Colombia Bank Cuts Lending Rate to 7% to Spur Growth

Colombia’s central bank lowered its benchmark rate by a full percentage point as it seeks to revive growth in South America’s fourth-biggest economy.

Policy makers led by bank chief Jose Dario Uribe voted unanimously to cut the overnight rate to 7 percent, the lowest since 2006. The move matched 19 of 33 forecasts in a Bloomberg survey of economists; the others expected smaller reductions.

“The credit crisis has led to a strong drop in global trade and a decline in internal demand because of the loss of consumer and producer confidence,” Uribe told reporters in Bogota. “Colombia hasn’t been an exception to that.”

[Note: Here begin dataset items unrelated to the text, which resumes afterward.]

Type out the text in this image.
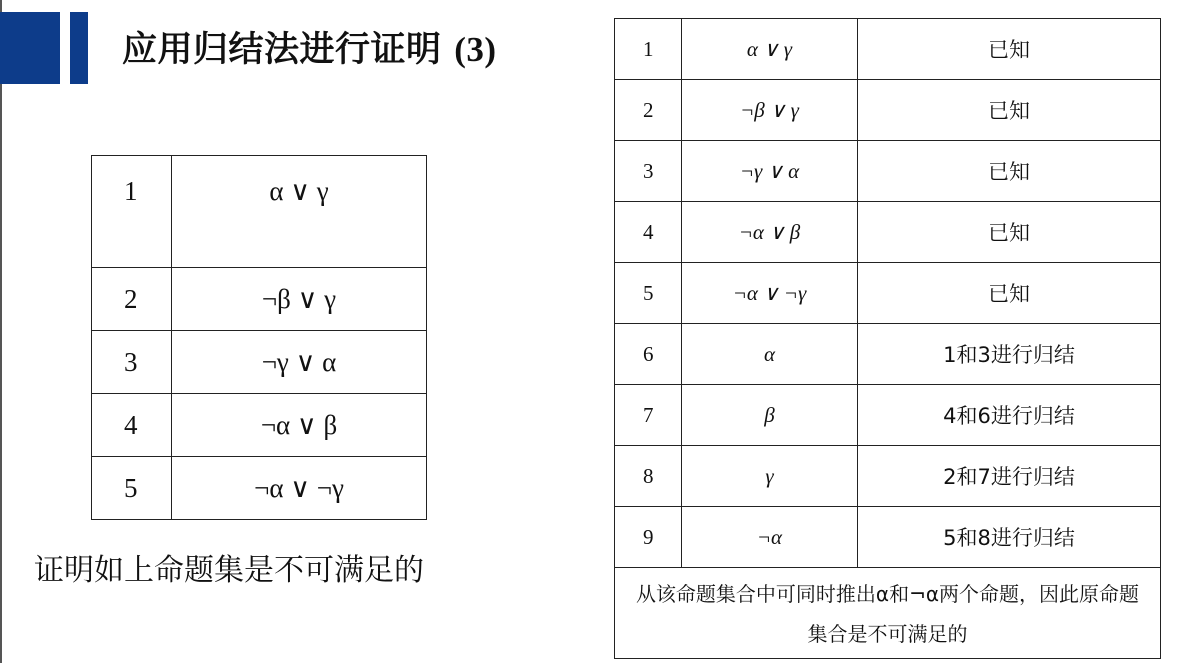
应用归结法进行证明 (3)
1	α ∨ γ
2	¬β ∨ γ
3	¬γ ∨ α
4	¬α ∨ β
5	¬α ∨ ¬γ
证明如上命题集是不可满足的
1	α ∨ γ	已知
2	¬β ∨ γ	已知
3	¬γ ∨ α	已知
4	¬α ∨ β	已知
5	¬α ∨ ¬γ	已知
6	α	1和3进行归结
7	β	4和6进行归结
8	γ	2和7进行归结
9	¬α	5和8进行归结
从该命题集合中可同时推出α和¬α两个命题，因此原命题集合是不可满足的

Latin America’s fifth-biggest economy may have expanded at the slowest pace in almost seven years in the fourth quarter of 2008, according to economists surveyed by Bloomberg, while annual inflation has slowed for four consecutive months after reaching the fastest pace since 2002.

“We have maintained all along that rate cuts would be frontloaded to achieve as much stimulus as possible,” said Boris Segura, an economist at Morgan Stanley in New York. “This confirms our call.”

After half-point cuts in December and January, the board last month slashed the overnight rate by a full point, the biggest reduction in almost seven years.

Colombia’s central bank last cut rates at four straight meetings in 2002, when policy makers sought to avert a recession and cut a double-digit unemployment rate.

‘Under Control’

Uribe has said the time is right to lower rates. Industrial production has declined for six straight months while retail sales have fallen for five months, prompting the central bank to say economic growth in 2009 could slow to 1 percent to 2 percent, down from its original 5 percent estimate.

“The main concern now is how to push the economy because inflation expectations are under control,” Finance Minister Oscar Ivan Zuluaga said yesterday in an interview cash advance payday loan. “The external signs of the world economy and the local signs of economic growth are very low.”

Since President Alvaro Uribe took office in 2002, increased bank lending has fueled an expansion of consumer spending that helped accelerate economic growth to 7.5 percent in 2007, the fastest pace in almost three decades.

The bank pushed up borrowing costs to a seven-year high of 10 percent in 2008, which helped check inflation. Now, the global credit crisis has begun to stifle Colombia’s growth, as exports to the U.S. and neighboring Venezuela slow.

Zuluaga said the economy will expand this year. Still, in April the government will probably revise its estimate for 3 percent economic growth after analyzing data that comes out next week, he said.

The April revision its gross domestic product estimates likely will be the final change in growth numbers, Zuluaga said.

Coffee production, which fell 25 percent in the last quarter, will have an impact on 2008 GDP growth, he said today.

Peso Rally

“The central bank will cut rates further during 2009 irrespective of the shape of the world or domestic economy and the level of risk aversion,” said Alberto Bernal, head of fixed-income research at Bulltick Securities Inc., who expects the bank to cut the rate to 5.5 percent by year-end.

Output fell 10.7 percent in January while retail sales tumbled 4.5 percent, the biggest decline since the National Statistics Office began the series in January 2000.

Consumer price increases slowed to an annual rate of 6.5 in February, down from a peak of 7.9 percent in October. The central bank is targeting an annual inflation rate of 4.5 percent to 5.5 percent this year.